Le Général de division met son chapeau et s’apprête à sortir de sa tente. Au passage, il met une main rassurante et puissante sur l’épaule de Fidatu:

«Ne t’inquiète donc pas, pichon! Fais confiance à Bonaparte, je le connais maintenant. Il trouvera la solution à ce problème.»

Au même moment, Géraud Duroc retrouve Jean Andoche Junot, membre éminent de l’État-major de Napoléon, lui aussi au lit mais en train de lire:

«Junot!»

«Mmmmmm?» se contente de répondre le Bourguignon, plus jeune de deux ans que le Vainqueur de Toulon, connaissant Napoléon depuis la reprise du port en question, rendu irrascible par sa blessure reçue à Lonato, mais arborant un visage d’enfant qui cache bien un tempérament explosif.
 

Le Colonel Junot

Le Colonel Junot

«Lève-toi donc et viens avec moi!»

«Et pourquoi je me lèverai, par hasard?» bougonne La Tempête.

«Parce que Bonaparte organise un conseil de guerre.» lui répond Géraud.

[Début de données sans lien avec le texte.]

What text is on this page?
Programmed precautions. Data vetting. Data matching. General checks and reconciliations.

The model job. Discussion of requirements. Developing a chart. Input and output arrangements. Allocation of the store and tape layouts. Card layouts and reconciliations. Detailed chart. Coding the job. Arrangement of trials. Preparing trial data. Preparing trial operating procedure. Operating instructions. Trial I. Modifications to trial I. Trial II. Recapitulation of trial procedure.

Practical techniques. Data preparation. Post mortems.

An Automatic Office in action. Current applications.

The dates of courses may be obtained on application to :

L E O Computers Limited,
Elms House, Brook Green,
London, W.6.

À ces mots, Andoche se relève brusquement et s’assoie sur son lit:

«Comment! Et où allons-nous nous battre?»

«À Arcole!»

«Arcole, veut-il les prendre sur les arrières?»

«Exactement. Mais, je te préviens, ce ne sera pas une partie de plaisir...»

Le jeune Aide-de-camps, prêt, se lève. Tout en partant, il déclare à son aîné:

«Tu titilles ma curiosité, Citoyen. Tu m’expliqueras en cours de route.»

Dans le même temps, Robert Lafeuille retrouve Louis Berthier, qui n’est rien de moins que le Chef de l’État-major de Bonaparte. Avec ses quarante-trois ans, il fait figure de vétéran parmi tous ces jeunots de vingt ou trente ans à quelques exceptions près. Il a un nez droit et une petite fossette au menton. Ses cheveux châtains et frisés sont portés jusqu’à l’épaule et contraste fortement avec ses yeux bleus. Ce héros de la Guerre d’Amérique avait permis, durant les premières heures de la Révolution, à plusieurs membres de l’entourage du roi et de la reine de s’enfuir, échappant ainsi à un funeste destin. Il est connu pour sa sévérité mais aussi pour son soutien indéfectible au dessein de Napoléon.
 

Le Chef d'Etat-major Berthier

Le Chef d'Etat-major Berthier

Le Versaillais arrête le Fenouilhétain en pleine course:

«Halte-là, jeune homme! Pourquoi cours-tu ainsi?»

«Ah! Chef, je vous cherchais...» souffle celui-ci hors d’haleine.

«Me voici, petit Calafronu. Pourquoi me cherches-tu donc?»

Oui, Géraud n’est pas le seul à avoir pris le pli et d’appeler certains comme Napoléon le fait. Louis a aussi succombé à cette mode et appelle Robert Calafronu.

«Le Petit Caporal veut attaquer demain le village d’Arcole. Il souhaite vivement que vous assistiez au conseil de guerre.»

«C’est vrai que tu es allé y faire une reconnaissance, Calafronu! Dis-moi, qu’y a-tu vu pour que Bonaparte se décide à passer à l’attaque?»

Celui-ci lui rapporte le résultat de ses observations au-delà de Ronco. Comme pour Lannes et Masséna, l’évocation des marécages défendant le pont et l’entrée du village d’Arcole fait très vivement réagir Berthier, quand au mouvement de l’ennemi, il ne fait que redoubler l’inquiétude de ce fin érudit:

«Comment! Napoléon veut attaquer cette véritable forteresse, en attaquant par des marais!  Aurait-il perdu la tête? Voilà une entreprise bien voir trop téméraire!»


Sans en attendre davantage, il se précipite à la tente de Bonaparte, suivi par Robert.